A vertex shader is (usually) invariant with its input. That is, within a single Drawing Command, two vertex shader invocations that get the exact same input attributes will return binary identical results. Because of this, if OpenGL can detect that a vertex shader invocation is being given the same inputs as a previous invocation, it is allowed to reuse the results of the previous invocation, instead of wasting valuable time executing something that it already knows the answer to.

OpenGL 实现通常不会通过实际比较输入值来做到这一点(这将花费太长时间).相反,这种优化通常只在使用索引渲染函数时发生.如果一个特定的索引被多次指定(在同一个实例化渲染中),那么这个顶点肯定会产生完全相同的输入数据.

OpenGL implementations generally do not do this by actually comparing the input values (that would take far too long). Instead, this optimization typically only happens when using indexed rendering functions. If a particular index is specified more than once (within the same Instanced Rendering), then this vertex is guaranteed to result in the exact same input data.

因此,实现对顶点着色器的结果使用缓存.如果索引/实例对再次出现,并且结果仍在缓存中,则不会再次执行顶点着色器.因此,顶点着色器调用次数可以少于指定的顶点数.

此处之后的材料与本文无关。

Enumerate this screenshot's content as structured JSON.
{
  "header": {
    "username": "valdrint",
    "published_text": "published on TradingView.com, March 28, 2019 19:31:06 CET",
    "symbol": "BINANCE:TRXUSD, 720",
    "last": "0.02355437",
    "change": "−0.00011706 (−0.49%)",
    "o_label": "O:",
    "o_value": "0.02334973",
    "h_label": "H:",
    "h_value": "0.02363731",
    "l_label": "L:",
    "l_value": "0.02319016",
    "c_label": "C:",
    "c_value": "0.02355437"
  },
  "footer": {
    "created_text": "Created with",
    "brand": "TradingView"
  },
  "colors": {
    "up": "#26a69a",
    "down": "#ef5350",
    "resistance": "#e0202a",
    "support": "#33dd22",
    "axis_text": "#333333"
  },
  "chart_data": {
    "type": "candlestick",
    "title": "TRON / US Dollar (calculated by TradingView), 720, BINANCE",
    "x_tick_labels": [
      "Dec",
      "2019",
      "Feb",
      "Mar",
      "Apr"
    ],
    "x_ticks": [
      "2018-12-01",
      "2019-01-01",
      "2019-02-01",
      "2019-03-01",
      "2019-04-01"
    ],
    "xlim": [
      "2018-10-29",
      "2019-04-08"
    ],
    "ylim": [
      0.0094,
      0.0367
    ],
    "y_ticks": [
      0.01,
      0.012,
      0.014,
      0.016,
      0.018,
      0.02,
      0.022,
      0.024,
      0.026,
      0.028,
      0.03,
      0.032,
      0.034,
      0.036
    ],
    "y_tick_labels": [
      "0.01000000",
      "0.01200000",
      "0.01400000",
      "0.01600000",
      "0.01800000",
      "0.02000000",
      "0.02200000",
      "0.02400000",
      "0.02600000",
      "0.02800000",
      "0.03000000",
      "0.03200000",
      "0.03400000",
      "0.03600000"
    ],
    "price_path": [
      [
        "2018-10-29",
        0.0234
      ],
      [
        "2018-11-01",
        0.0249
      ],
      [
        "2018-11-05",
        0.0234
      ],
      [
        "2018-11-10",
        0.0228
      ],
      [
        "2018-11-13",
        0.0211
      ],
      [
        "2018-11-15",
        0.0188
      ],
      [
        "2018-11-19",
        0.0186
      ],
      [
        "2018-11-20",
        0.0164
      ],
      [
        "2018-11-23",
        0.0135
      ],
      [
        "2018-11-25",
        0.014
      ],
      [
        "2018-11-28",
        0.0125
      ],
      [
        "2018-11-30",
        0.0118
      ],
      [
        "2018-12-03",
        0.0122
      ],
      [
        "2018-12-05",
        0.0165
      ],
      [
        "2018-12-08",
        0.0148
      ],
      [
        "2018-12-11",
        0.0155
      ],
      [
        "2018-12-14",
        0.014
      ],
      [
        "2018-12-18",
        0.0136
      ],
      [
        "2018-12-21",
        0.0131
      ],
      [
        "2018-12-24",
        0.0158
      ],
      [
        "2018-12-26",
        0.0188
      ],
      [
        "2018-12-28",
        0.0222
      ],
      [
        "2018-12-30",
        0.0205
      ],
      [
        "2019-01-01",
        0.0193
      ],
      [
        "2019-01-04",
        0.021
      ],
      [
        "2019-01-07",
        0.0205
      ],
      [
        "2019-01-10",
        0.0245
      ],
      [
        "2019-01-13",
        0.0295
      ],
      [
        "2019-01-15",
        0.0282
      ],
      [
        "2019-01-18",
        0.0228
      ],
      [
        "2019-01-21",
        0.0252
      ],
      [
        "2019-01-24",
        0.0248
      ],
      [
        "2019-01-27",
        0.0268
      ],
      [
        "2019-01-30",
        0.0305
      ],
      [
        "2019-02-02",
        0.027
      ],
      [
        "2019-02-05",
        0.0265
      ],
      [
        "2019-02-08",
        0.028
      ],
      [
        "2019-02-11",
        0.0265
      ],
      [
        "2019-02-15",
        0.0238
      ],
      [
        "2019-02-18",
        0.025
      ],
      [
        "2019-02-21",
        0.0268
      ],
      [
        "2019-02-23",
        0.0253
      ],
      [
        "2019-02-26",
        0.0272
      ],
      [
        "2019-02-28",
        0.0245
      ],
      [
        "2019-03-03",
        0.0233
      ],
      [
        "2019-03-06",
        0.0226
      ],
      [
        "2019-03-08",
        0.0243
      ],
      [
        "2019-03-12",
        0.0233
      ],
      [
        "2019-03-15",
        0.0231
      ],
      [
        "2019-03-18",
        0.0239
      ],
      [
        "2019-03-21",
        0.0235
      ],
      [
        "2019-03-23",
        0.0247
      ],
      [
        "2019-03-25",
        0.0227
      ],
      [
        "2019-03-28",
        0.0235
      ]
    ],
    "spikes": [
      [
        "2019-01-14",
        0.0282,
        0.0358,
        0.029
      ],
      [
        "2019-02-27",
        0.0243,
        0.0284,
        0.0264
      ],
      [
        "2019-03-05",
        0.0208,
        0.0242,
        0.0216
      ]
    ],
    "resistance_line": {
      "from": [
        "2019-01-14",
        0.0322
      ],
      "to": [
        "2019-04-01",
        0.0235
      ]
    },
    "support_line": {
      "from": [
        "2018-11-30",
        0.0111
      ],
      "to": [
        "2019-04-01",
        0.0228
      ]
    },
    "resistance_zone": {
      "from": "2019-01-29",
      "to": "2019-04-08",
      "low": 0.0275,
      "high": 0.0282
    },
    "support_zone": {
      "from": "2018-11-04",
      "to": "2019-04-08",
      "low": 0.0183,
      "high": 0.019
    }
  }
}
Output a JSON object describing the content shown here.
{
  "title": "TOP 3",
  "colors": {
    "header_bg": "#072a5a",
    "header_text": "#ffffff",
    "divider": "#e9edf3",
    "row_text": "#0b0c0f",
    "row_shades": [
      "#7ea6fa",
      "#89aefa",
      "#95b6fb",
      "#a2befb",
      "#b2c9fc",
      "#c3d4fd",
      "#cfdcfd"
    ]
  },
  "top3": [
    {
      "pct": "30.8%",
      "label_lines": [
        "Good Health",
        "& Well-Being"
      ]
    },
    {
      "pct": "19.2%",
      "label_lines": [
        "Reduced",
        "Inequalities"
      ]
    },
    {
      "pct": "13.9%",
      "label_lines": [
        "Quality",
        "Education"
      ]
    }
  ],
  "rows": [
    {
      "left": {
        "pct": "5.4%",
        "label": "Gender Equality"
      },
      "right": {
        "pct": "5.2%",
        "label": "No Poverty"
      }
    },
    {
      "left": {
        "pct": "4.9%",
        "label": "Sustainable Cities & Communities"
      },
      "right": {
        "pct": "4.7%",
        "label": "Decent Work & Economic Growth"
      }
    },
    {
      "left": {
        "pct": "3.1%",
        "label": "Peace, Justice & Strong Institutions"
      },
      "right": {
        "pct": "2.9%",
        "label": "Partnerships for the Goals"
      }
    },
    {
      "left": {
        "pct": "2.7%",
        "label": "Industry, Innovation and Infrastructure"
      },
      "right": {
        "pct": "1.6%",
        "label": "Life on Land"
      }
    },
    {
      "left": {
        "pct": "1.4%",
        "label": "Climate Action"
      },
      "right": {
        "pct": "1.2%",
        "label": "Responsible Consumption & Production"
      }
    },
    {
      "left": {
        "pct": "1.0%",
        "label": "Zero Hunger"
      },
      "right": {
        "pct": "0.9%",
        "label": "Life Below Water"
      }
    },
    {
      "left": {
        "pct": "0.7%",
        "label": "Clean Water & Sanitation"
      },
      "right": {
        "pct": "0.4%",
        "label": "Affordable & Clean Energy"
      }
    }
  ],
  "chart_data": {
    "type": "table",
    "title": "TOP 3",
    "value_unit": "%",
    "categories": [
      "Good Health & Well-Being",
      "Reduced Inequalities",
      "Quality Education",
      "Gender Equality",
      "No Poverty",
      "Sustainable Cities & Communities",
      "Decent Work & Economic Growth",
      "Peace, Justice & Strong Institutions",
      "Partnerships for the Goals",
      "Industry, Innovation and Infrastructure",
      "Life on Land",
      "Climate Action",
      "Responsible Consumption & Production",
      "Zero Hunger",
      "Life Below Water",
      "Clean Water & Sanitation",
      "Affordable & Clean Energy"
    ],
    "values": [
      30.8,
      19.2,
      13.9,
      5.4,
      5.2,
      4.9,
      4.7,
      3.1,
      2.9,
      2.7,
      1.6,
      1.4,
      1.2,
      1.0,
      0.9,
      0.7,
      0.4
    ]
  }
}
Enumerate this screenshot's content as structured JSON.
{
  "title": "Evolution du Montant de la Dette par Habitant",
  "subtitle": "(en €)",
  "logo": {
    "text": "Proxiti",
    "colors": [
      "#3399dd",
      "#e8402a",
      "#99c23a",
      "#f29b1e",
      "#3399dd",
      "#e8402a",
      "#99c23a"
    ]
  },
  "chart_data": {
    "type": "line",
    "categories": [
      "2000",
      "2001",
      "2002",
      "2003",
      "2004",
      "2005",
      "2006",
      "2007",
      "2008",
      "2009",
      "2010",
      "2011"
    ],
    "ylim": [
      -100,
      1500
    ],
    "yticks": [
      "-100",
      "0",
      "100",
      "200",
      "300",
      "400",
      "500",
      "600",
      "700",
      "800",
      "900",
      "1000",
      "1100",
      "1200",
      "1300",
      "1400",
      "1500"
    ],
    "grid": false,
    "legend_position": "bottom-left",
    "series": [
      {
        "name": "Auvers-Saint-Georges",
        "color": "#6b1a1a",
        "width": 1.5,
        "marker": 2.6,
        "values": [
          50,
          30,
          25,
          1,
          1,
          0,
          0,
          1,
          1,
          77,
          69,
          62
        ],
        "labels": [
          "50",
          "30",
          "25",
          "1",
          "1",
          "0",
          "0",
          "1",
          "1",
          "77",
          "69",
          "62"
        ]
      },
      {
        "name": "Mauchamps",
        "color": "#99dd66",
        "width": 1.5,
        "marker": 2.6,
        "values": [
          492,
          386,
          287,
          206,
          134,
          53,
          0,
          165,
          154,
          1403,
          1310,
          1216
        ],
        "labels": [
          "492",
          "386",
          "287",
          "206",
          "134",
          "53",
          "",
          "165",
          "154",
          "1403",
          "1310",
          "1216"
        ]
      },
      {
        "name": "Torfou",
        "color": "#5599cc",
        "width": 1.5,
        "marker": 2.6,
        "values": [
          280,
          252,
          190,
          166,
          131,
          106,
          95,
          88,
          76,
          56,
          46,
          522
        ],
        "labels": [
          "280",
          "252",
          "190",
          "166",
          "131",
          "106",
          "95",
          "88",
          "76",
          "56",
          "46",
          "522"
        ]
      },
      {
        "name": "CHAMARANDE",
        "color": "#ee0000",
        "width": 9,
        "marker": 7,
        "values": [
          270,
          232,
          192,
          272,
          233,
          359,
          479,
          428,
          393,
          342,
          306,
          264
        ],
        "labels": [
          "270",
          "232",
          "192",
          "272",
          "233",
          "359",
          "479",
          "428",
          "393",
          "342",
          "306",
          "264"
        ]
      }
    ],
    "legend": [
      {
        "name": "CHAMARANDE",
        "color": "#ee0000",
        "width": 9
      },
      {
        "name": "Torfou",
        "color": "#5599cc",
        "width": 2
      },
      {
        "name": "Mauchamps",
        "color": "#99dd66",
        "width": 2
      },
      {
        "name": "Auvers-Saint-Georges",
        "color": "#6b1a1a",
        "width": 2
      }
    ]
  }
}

Therefore, implementations employ a cache on the results of vertex shaders. If an index/instance pair comes up again, and the result is still in the cache, then the vertex shader is not executed again. Thus, there can be fewer vertex shader invocations than there are vertices specified.

所以如果我有两个四边形,每个四边形有两个三角形:

So if i have two quads with two triangles each:

索引:

verts: { 0 1 2 3 }
tris:  { 0 1 2 }
         { 1 2 3 }

汤:

verts: { 0 1 2 3 4 5 }
tris:  { 0 1 2 } 
             { 3 4 5 }

也许还有一个看起来像这样的顶点着色器:

and perhaps a vertex shader that looks like this:

uniform mat4 mvm;
uniform mat4 pm;

attribute vec3 position;

void main (){
  vec4 res;
  for ( int i = 0; i < 256; i++ ){
     res = pm * mvm * vec4(position,1.);
  }
gl_Position = res;

我应该关心一个有 4 个顶点而另一个有 6 个顶点吗? 从 gpu 到 gpu 都是如此,是否会调用顶点着色器 4 次而不是 6 次?这如何受缓存影响:

Should I care that one has 4 vertices while the other one has 6? Is this even true from gpu to gpu, will one invoke the vertex shader 4 times vs 6? How is this affected by the cache:

如果索引/实例对再次出现,结果仍在缓存中...

If an index/instance pair comes up again, and the result is still in the cache...

这里的原始数与性能有什么关系?在这两种情况下,我都有相同数量的原语.

How is the primitive number related to performance here? In both cases i have the same amount of primitives.

对于一个非常简单的片段着色器,但是一个昂贵的顶点着色器:

In the case of a very simple fragment shader, but an expensive vertex shader:

void main(){
  gl_FragColor = vec4(1.);
}

和一个镶嵌的四边形(100x100 段)我可以说索引版本运行得更快,或者可以运行得更快,或者可以说什么都不说?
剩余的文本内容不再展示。